I thanked each of the OR staff members and thanked them for their work.  As I grabbed my bag and walked out suspecting this was my last surgery in Africa for this trip.  Then they said I was needed in the ultrasound room for a suspected ectopic pregnancy.  I put back my bag and head over there.  As I look at the ultrasound screen and run the probe over the woman’s belly, I realize it must be an ectopic (extrauterine pregnancy).  So I write orders and send the husband to the pharmacy to get medicines and send her to the OR to start getting her fluids so a spinal can be done.  After the spinal Dr. Sarah and I opened the lady’s abdomen, and as I described in previous posts, there was a lot of blood!  Three to four liters of blood came out in the suction canister, all over the drapes, and pudlded on the floor.  She was getting blood as we started, and I could see welts starting all over her.  She was having a transfusion reaction.  They haven’t really started crossmatching blood yet.  Though apparently the lab has just learned how to do it.  We gave her dexamethosone, gave her a benedryl tablet under her tongue and I wondered whether she would go into DIC (a bleeding disorder) from the transfusion.  Her hemoglobin was 5 before any dilutional effect.  At the end of the surgery Dr.
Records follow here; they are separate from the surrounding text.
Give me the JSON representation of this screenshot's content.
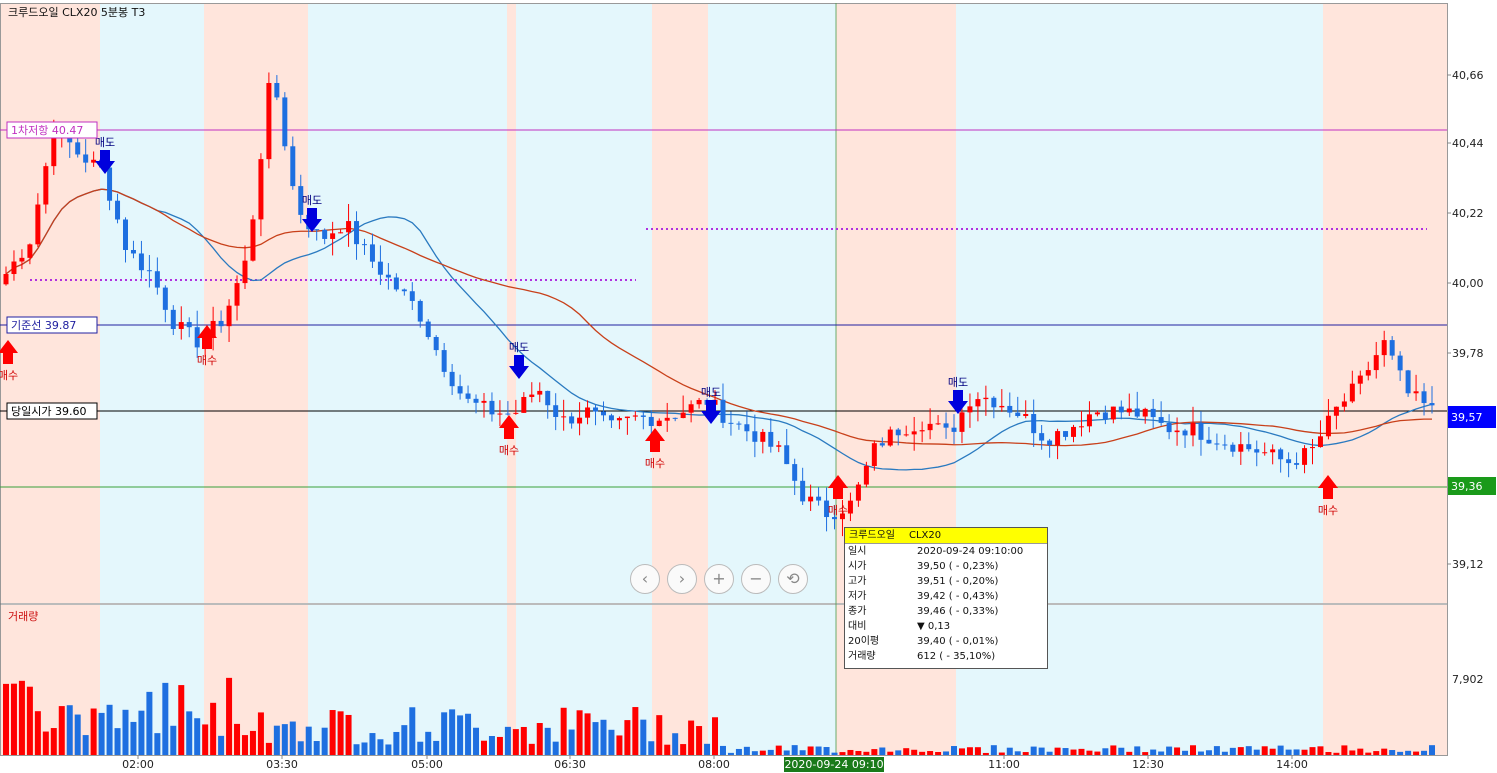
{
  "header": {
    "instrument": "크루드오일",
    "code": "CLX20",
    "period": "5분봉",
    "tag": "T3"
  },
  "colors": {
    "up": "#ff0000",
    "down": "#1e6fe0",
    "buy_band": "#ffe5dc",
    "sell_band": "#e4f7fc",
    "ma20": "#2a7ac0",
    "ma_slow": "#c8401a",
    "resistance": "#c030c0",
    "base_line": "#2020a0",
    "open_line": "#000000",
    "green_line": "#3aa03a",
    "dotted": "#b030e0"
  },
  "reference_lines": {
    "resistance": "1차저항 40.47",
    "base_line": "기준선 39.87",
    "open_line": "당일시가 39.60"
  },
  "price_axis": {
    "ticks": [
      "40,66",
      "40,44",
      "40,22",
      "40,00",
      "39,78",
      "39,12"
    ],
    "current_price": "39,57",
    "green_price": "39,36"
  },
  "volume_panel": {
    "label": "거래량",
    "tick": "7,902"
  },
  "time_axis": {
    "ticks": [
      "02:00",
      "03:30",
      "05:00",
      "06:30",
      "08:00",
      "11:00",
      "12:30",
      "14:00"
    ],
    "cursor_time": "2020-09-24 09:10"
  },
  "signals": {
    "buy": "매수",
    "sell": "매도"
  },
  "tooltip": {
    "instrument": "크루드오일",
    "code": "CLX20",
    "rows": [
      {
        "k": "일시",
        "v": "2020-09-24 09:10:00"
      },
      {
        "k": "시가",
        "v": "39,50 ( - 0,23%)"
      },
      {
        "k": "고가",
        "v": "39,51 ( - 0,20%)"
      },
      {
        "k": "저가",
        "v": "39,42 ( - 0,43%)"
      },
      {
        "k": "종가",
        "v": "39,46 ( - 0,33%)"
      },
      {
        "k": "대비",
        "v": "▼ 0,13"
      },
      {
        "k": "20이평",
        "v": "39,40 ( - 0,01%)"
      },
      {
        "k": "거래량",
        "v": "612 ( - 35,10%)"
      }
    ]
  },
  "nav_buttons": [
    "‹",
    "›",
    "+",
    "−",
    "⟲"
  ],
  "chart_data": {
    "type": "candlestick",
    "ylim": [
      38.99,
      40.74
    ],
    "close_path": [
      39.95,
      40.05,
      40.38,
      40.3,
      40.25,
      40.02,
      39.95,
      39.8,
      39.75,
      39.82,
      40.0,
      40.55,
      40.15,
      40.05,
      40.1,
      40.0,
      39.92,
      39.85,
      39.7,
      39.58,
      39.55,
      39.54,
      39.62,
      39.52,
      39.55,
      39.5,
      39.53,
      39.53,
      39.55,
      39.58,
      39.52,
      39.48,
      39.43,
      39.3,
      39.25,
      39.28,
      39.45,
      39.5,
      39.52,
      39.48,
      39.6,
      39.58,
      39.54,
      39.47,
      39.5,
      39.55,
      39.55,
      39.54,
      39.5,
      39.5,
      39.47,
      39.45,
      39.43,
      39.4,
      39.43,
      39.55,
      39.63,
      39.75,
      39.6,
      39.55
    ],
    "sell_signals_x": [
      105,
      312,
      519,
      711,
      958
    ],
    "buy_signals_x": [
      8,
      207,
      509,
      655,
      838,
      1328
    ]
  }
}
Sarah tells me there is a woman in maternity that had a C-section before and is trialing for a vaginal birth.  If she stops progressing then she will need another C-section.

Back at home I sit in front of a fan and sweat!  It feels real hot tonight.  Finally with sitting and cold water I stop sweating.  I take a shower and head to bed wet, hoping to fall asleep before I evaporate.  I do fall asleep and about 1 hour later am awakened by a knock at the door.  Someone who has been stabbed in the back, is in the ER and I need to evaluate them.  I grab my headlamp and head in, expecting to need to operate, they don’t make short knives here.  So I anticipate internal injuries.  I see a young man writing around in pain with a crowd of about 20 onlookers.  He stops writhing as I examine him.  I see a small ½ inch hole just to the left of midline in his lower back.  I also see a ¼ inch hold that is in the midline.  Did it hit his spinal cord?  Either way I cant do anything about it, but I’m curious.  He seems to have normal sensation in his legs, but pain on one leg more than the other.  I prep both areas with betadine and grab a needle cover to probe the wounds.  The one in the middle goes straight in about ¼ inch.  The other one goes in about 3 inches but runs just under the skin.  I decide to leave both of them open with a sterile dressing.  Give him antibiotics and tetanus vaccination and expect him to get better.

I go to maternity to see how the woman is progressing with her delivery.  Dr Sarah is there and the patient isn’t progressing.  So to the OR we go.  We get a live, crying baby out with lots of meconium (baby poop, meaning fetal distress).  I head to bed about 2 AM after another shower to get the blood off me and cool down again.  We are scheduled to leave at 5 AM for our trip back HOME.  It was a short night!